Within the last week it emerged that RTÉ has instructed members of its staff and others not to comment publicly on the upcoming referendums on marriage equality and the age of presidential candidates.
According to an update last week from RTÉ’s Head of Broadcast Compliance, David McKenna, it seems staff were told they were not to use social media, including Twitter, to promote either side of both referendums.
 
Mr McKenna said: “RTÉ has an important job to do in hosting and covering a fair debate on both topics - and being seen to do so by the public we serve. That fundamental principle is a fundamental responsibility of RTÉ and an essential contribution to the democratic process.
 
“As the RTÉ Journalism Guidelines say, we serve the public interest by providing 'a comprehensive forum for public debate.’”
 
He explained: “In that context, for the duration of the campaign debate, you should not state on social media your views on either side of the two referendums; this includes banners, retweets, twitter avatars, watermarks, and so on.”
 
The message from Mr McKenna added: “If you feel restrained by this, we would ask you to remember that it is in the name of a principle worth protecting - public trust in our delivery of fair debate and coverage of these referendums on RTÉ.”
 
The instructions apply to staff members at RTÉ, as well as freelance workers and others contracted by the organisation.

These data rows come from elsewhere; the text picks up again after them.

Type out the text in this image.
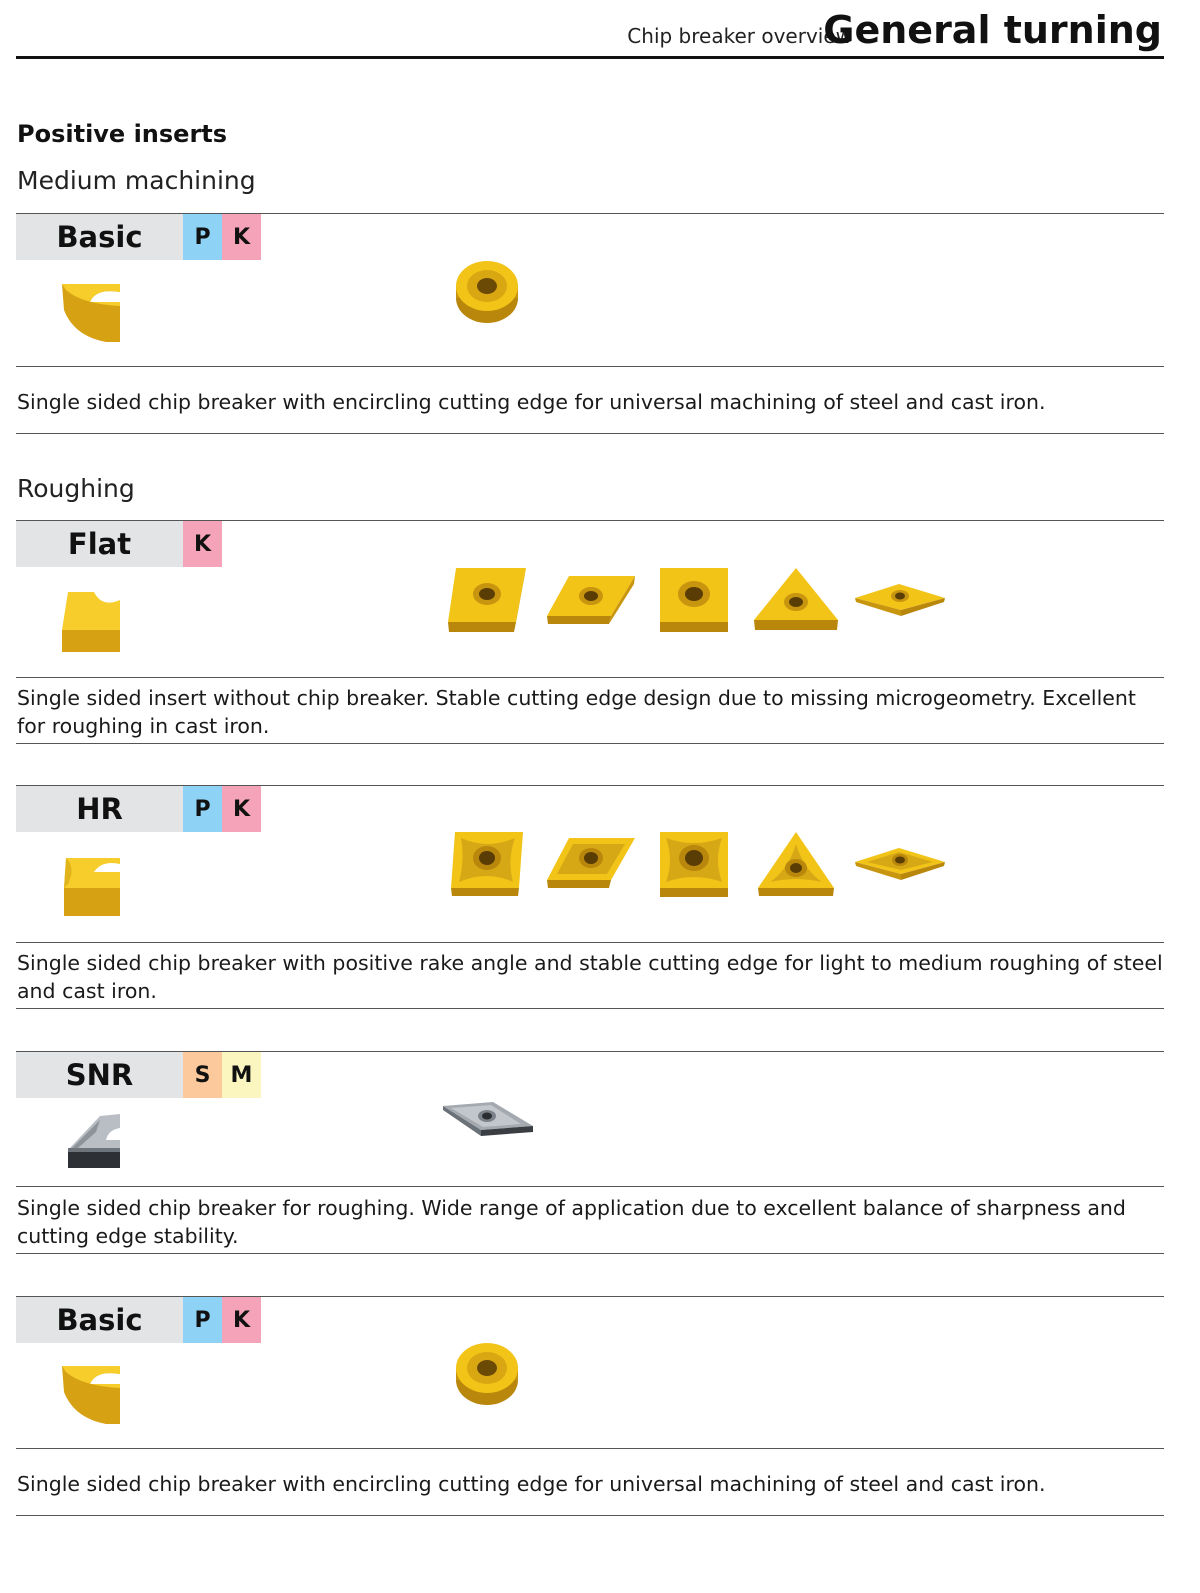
Chip breaker overview
General turning
Positive inserts
Medium machining
Basic	P	K
Single sided chip breaker with encircling cutting edge for universal machining of steel and cast iron.
Roughing
Flat	K
Single sided insert without chip breaker. Stable cutting edge design due to missing microgeometry. Excellent for roughing in cast iron.
HR	P	K
Single sided chip breaker with positive rake angle and stable cutting edge for light to medium roughing of steel and cast iron.
SNR	S M
Single sided chip breaker for roughing. Wide range of application due to excellent balance of sharpness and cutting edge stability.
Basic	P	K
Single sided chip breaker with encircling cutting edge for universal machining of steel and cast iron.
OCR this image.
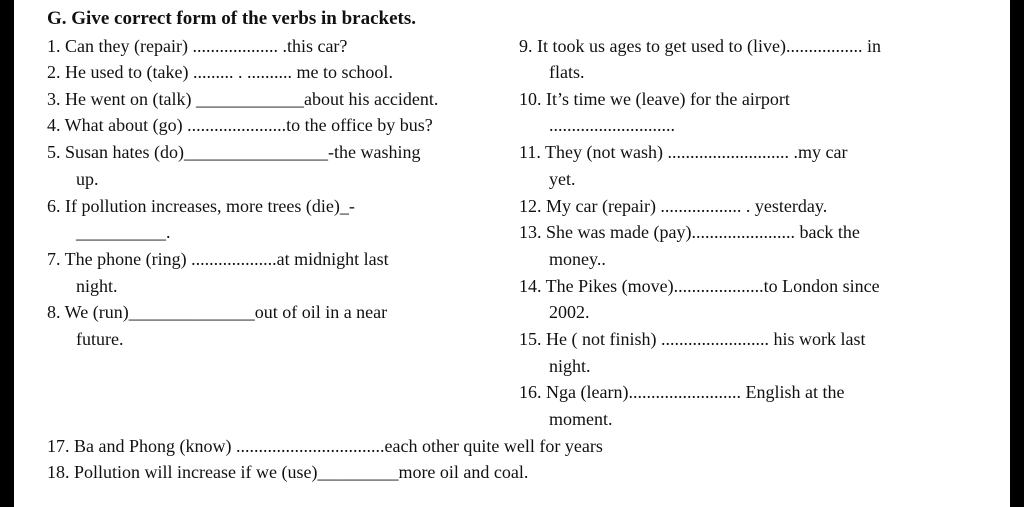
G. Give correct form of the verbs in brackets.
1. Can they (repair) ................... .this car?
2. He used to (take) ......... . .......... me to school.
3. He went on (talk) ____________about his accident.
4. What about (go) ......................to the office by bus?
5. Susan hates (do)________________-the washing
up.
6. If pollution increases, more trees (die)_-
__________.
7. The phone (ring) ...................at midnight last
night.
8. We (run)______________out of oil in a near
future.
9. It took us ages to get used to (live)................. in
flats.
10. It’s time we (leave) for the airport
............................
11. They (not wash) ........................... .my car
yet.
12. My car (repair) .................. . yesterday.
13. She was made (pay)....................... back the
money..
14. The Pikes (move)....................to London since
2002.
15. He ( not finish) ........................ his work last
night.
16. Nga (learn)......................... English at the
moment.
17. Ba and Phong (know) .................................each other quite well for years
18. Pollution will increase if we (use)_________more oil and coal.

Mr McKenna said RTÉ staff and others could be viewed as “community” within the broadcaster.
 
“What we all have in common is that it is reasonable for the public to view each of us as a member of the RTÉ community. You might hope that a clear distinction can be made between your personal views and your employment in our professional engagement with RTÉ. In the eyes of the public, and other media, that is not the case,” the update explained.
 
It continued: “If we express on social media a position on either of the referendums - even if we say that our opinion is entirely personal - we contribute to the perception that the organisation has a point of view on the topics.”
 
Encouraging staff and others to confine their support for either side of the two referendums to the ballot box on polling day, Mr McKenna said: “When you walk into the polling station on Friday 22nd of May, you are a private citizen exercising your right to vote, to change or not change the Constitution. For the duration of the campaign debate, your observance of these limits of self-expression is a necessary contribution to that right.”